Гнетущие витки паники тут же попытались свить вокруг меня липкое и удушающее гнездо.

«А ведь море было немного сферическим, – неожиданно спохватился я. – Но что это доказывает? Что я на Земле?.. Что я на родном берегу человечества?.. – Я испуганно замер: – А вдруг уже нет? Вдруг это совершенно иной мир, чуждая мне планета, в то время как на той, о которой я так странно помню, уже всё давным-давно закончилось, как и было указано в разорванной записи?..»

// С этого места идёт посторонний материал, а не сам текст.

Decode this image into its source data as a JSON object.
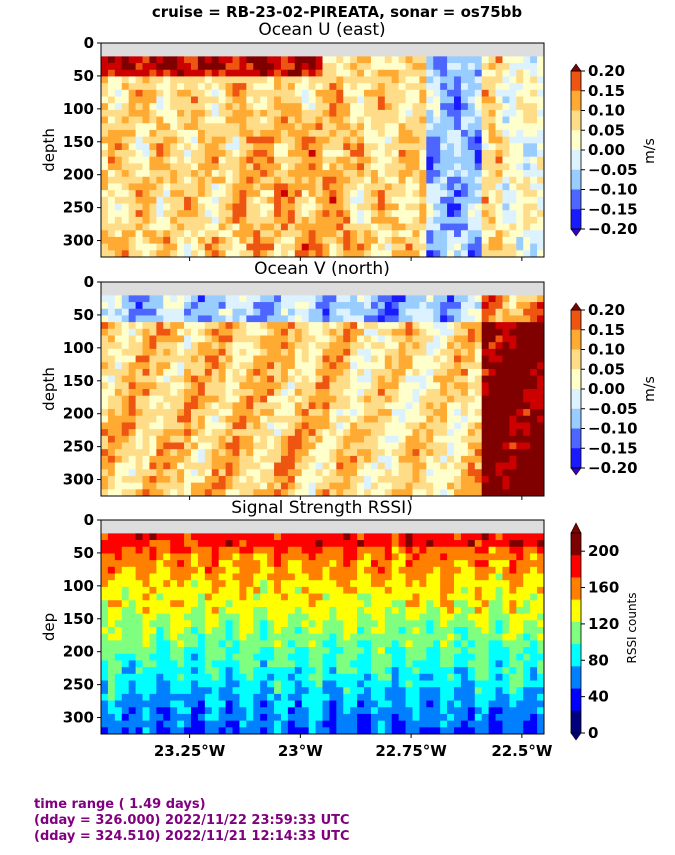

Возникшее замешательство принялось неторопливо разбухать во мне.

«Нет! Такого просто не может быть! Это… это… Такого же не может быть?..» – глупо спросил я себя, продолжив движение во мраке.

Тоска, появившаяся на лоджии, усилилась, став похожей на ненасытную дыру, которой я не знал, что бросить или скормить, чтобы она успокоилась.

«Но исследования или путешествия такого рода еще не должны быть доступны людям! – заупрямился я, удрученно пытаясь хоть что-либо об этом вспомнить. – Неужели я просто убеждаю себя в этом?..»

Это продолжало терзать меня ледяными клыками сомнений, пока я неуклюже спускался вниз.

Вдруг поверхность спуска под моей правой пяткой изменилась и таковой под ней и осталась.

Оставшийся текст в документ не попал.